Fighting Syphilis and HIV in Women and Children: Lessons from Uganda and Zambia
By: Edward Bitarakwate, Susan Strasser, Tabitha Sripipatana and Jen Pollakusky
Syphilis is often called a silent killer, because its symptoms frequently go undetected. But combined with HIV, it can be even deadlier – especially for women and children.
Approximately 12 million new cases of syphilis occur each year worldwide, and nearly 10 percent of all HIV-positive people are also infected with syphilis. In sub-Saharan Africa, co-infection of syphilis and HIV is a serious public health challenge, with women and young children among the most vulnerable groups.
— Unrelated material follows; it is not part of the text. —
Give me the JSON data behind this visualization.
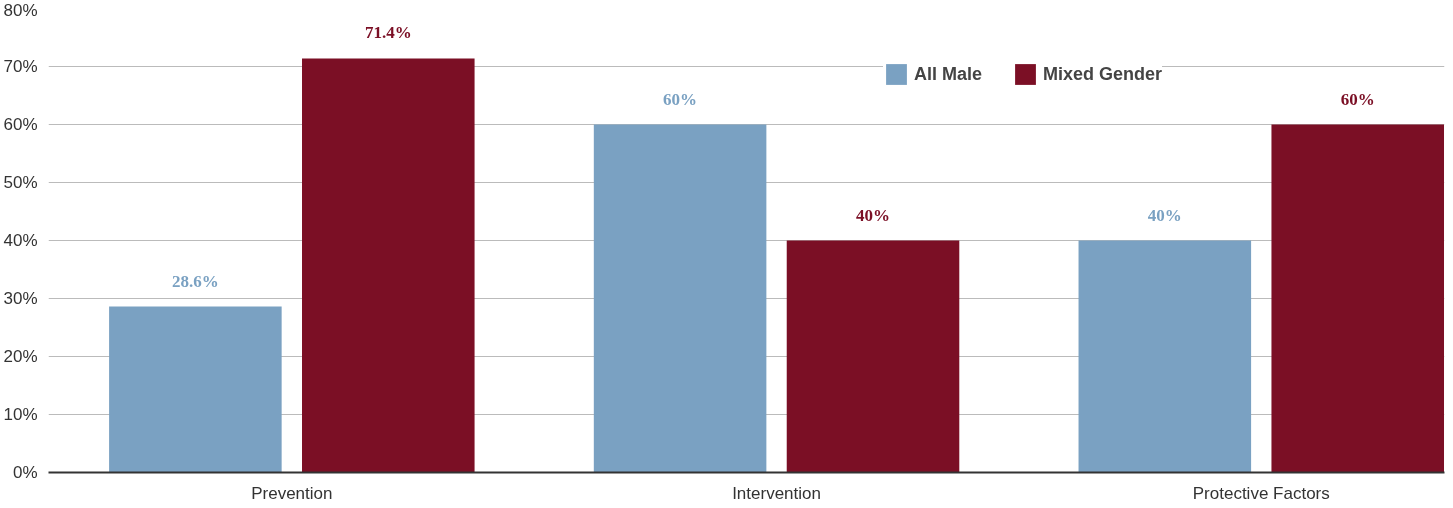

Prevalence rates of syphilis among pregnant women can be as high as 17 percent. With no treatment, women are in danger of passing syphilis on to their infants. If mothers are also infected with HIV, a syphilis infection actually increases the risk of HIV transmission from mother-to-child. Pregnant women living with both HIV and syphilis are twice as likely to pass HIV on to their babies compared to a woman infected with HIV alone.Like HIV, syphilis is a major cause of morbidity and mortality among women and children in resource-limited settings. Untreated syphilis during pregnancy is associated with a number of negative outcomes, such as stillbirth, premature delivery, low birth weight and infant death.
Syphilis, however, is curable with an affordable and accessible antibiotic medicine – penicillin. And both HIV and syphilis in infants and young children are almost entirely preventable by stopping mother-to-child transmission of the diseases.